Introdução e contextualização

A aprovação e publicação das Resoluções ns. 253 e 254[1], em outubro de 2024, pelo Conselho Nacional dos Direitos da Criança e do Adolescente (CONANDA), representa um avanço no reconhecimento da interculturalidade nos direitos de crianças e adolescentes no Brasil, e de seus impactos sociais e institucionais.

Com as duas novas resoluções há a ampliação do bloco de normativas interculturais do CONANDA voltadas às crianças e adolescentes indígenas, quilombolas e tradicionais, com a seguinte configuração:

  • Resolução nº 91/2003: direcionada às crianças e adolescentes indígenas e a validação da aplicação do Estatuto da Criança e do Adolescente (Lei nº 8.069/1990), considerando as especificidades socioculturais dos povos indígenas;
  • Resolução nº 181/2016: estabelece os parâmetros do atendimento culturalmente adequado de crianças e adolescentes de povos e comunidades tradicionais, com especial atenção aos sete requisitos contidos no artigo 3º, parágrafo único, alíneas “a” até “g”;
  • Resolução nº 214/2018: define os parâmetros de participação de crianças, adolescentes e outras representações de povos e comunidades tradicionais nos Conselhos de Direitos da Criança e do Adolescente;
  • Resolução nº 253/2024: estabelece as diretrizes para a aplicação do direito à consulta e ao consentimento livre, prévio, informado e de boa fé por parte do Sistema de Garantia dos Direitos da Criança e do Adolescente (SGDCA) para atendimento de crianças e adolescentes indígenas, quilombolas e tradicionais;
  • Resolução nº 254/2024: define os parâmetros de reconhecimento das práticas de cuidado e proteção desenvolvidas por povos indígenas, comunidades quilombolas e povos e comunidades tradicionais com crianças e adolescentes vítimas ou testemunhas de violência, e as formas de coordenação com as medidas institucionais desenvolvidas pelo SGDCA.

Considero que esse bloco de normativas possui um instrumento central que é a Resolução nº 181/2016 do CONANDA, e cujo conteúdo delineou o alicerce do atendimento intercultural de crianças e adolescentes[2], cujas resoluções posteriores buscam ampliar aspectos já contidos na referida resolução ou relacionar outras normativas ao seu conteúdo.
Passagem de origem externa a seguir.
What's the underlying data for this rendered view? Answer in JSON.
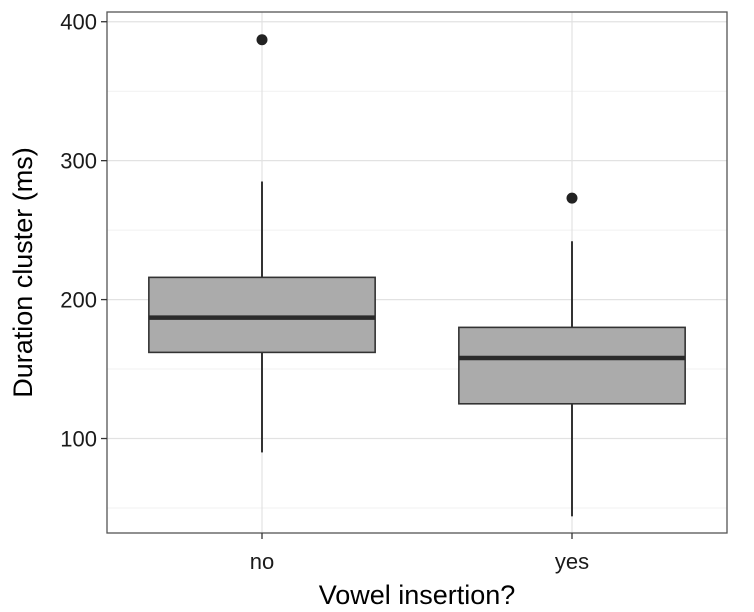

Em todo caso, o cenário de estruturação e aprovação das duas últimas resoluções do CONANDA deve ser localizado temporalmente no ano de 2022, quando houve a instituição do Grupo de Trabalho (GT) de Enfrentamento à Violência contra Crianças e Adolescentes de Povos Originárias e Comunidades Tradicionais, por meio da Resolução n 228 do referido órgão de controle social, e cujo relatório final apontava, entre outras recomendações, a proposição de ações voltadas à:

“(17) [...]

g. Elaborar diretrizes e estratégias para o trabalhado integrado - políticas públicas, serviços, ações e atores envolvidos, do governo e das organizações da sociedade civil - no território com foco na prevenção e enfrentamento a violência contra crianças e adolescentes de povos e comunidades tradicionais, bem como suas famílias;”[3] (Itálicos nossos)

Ademais, no âmbito dos desafios e estratégias propostos no documento por eixo do SGDCA, constam, nos eixos de Promoção e Defesa e Controle, a recomendação:

Promover a participação de lideranças, organizações, comunidades, famílias, crianças e adolescentes de Povos e Comunidades Tradicionais nos espaços de planejamento, nos processos de tomada de decisões e na fiscalização dos serviços.”[4] (Itálicos nossos)

Em 2024, participantes do referido GT e outras pessoas convidadas na condição de especialistas e/ou de representantes de povos e comunidades tradicionais[5], se reuniram para elaborar duas minutas de resoluções para cumprimento às recomendações definidas pelo GT, de modo a avançar na melhoria do atendimento intercultural de crianças e adolescentes de povos e comunidades tradicionais, tendo por horizonte ético-jurídico o escopo no artigo 1º da Resolução nº 181/2016, do CONANDA, isto é, de potencialização da articulação entre os direitos das crianças e os de povos e comunidades tradicionais.

As minutas foram encaminhadas ao CONANDA que as recepcionou no âmbito da Comissão de Políticas Públicas (CPP)[6], onde o tramite de continuidade de elaboração e revisão das minutas de resoluções foi pactuado em parceria com o grupo de especialistas para que pudesse conter três momentos de participação social e governamental:

  • Duas reuniões com organizações de povos indígenas, comunidades quilombolas e de povos e comunidades tradicionais, a primeira de caráter informativo (julho/2024) para apresentar conteúdo das minutas de resoluções, e a segunda de caráter validativo (setembro/2024) para apresentar a versão final das resoluções e definir os últimos ajustes;
  • O encaminhamento das minutas das resoluções aos órgãos do governo federal e ao Conselho Nacional de Justiça (CNJ) para que pudessem avaliar seu conteúdo, especialmente nos aspectos que tivessem relação com as competências de cada órgão e onde fossem nominalmente demandados nos documentos (julho/2024);
  • Realização de consulta pública dos documentos por intermédio da plataforma Participa Brasil, por período de 30 dias, para que qualquer pessoa pudesse contribuir com os conteúdos das minutas de resoluções (agosto e setembro/2024).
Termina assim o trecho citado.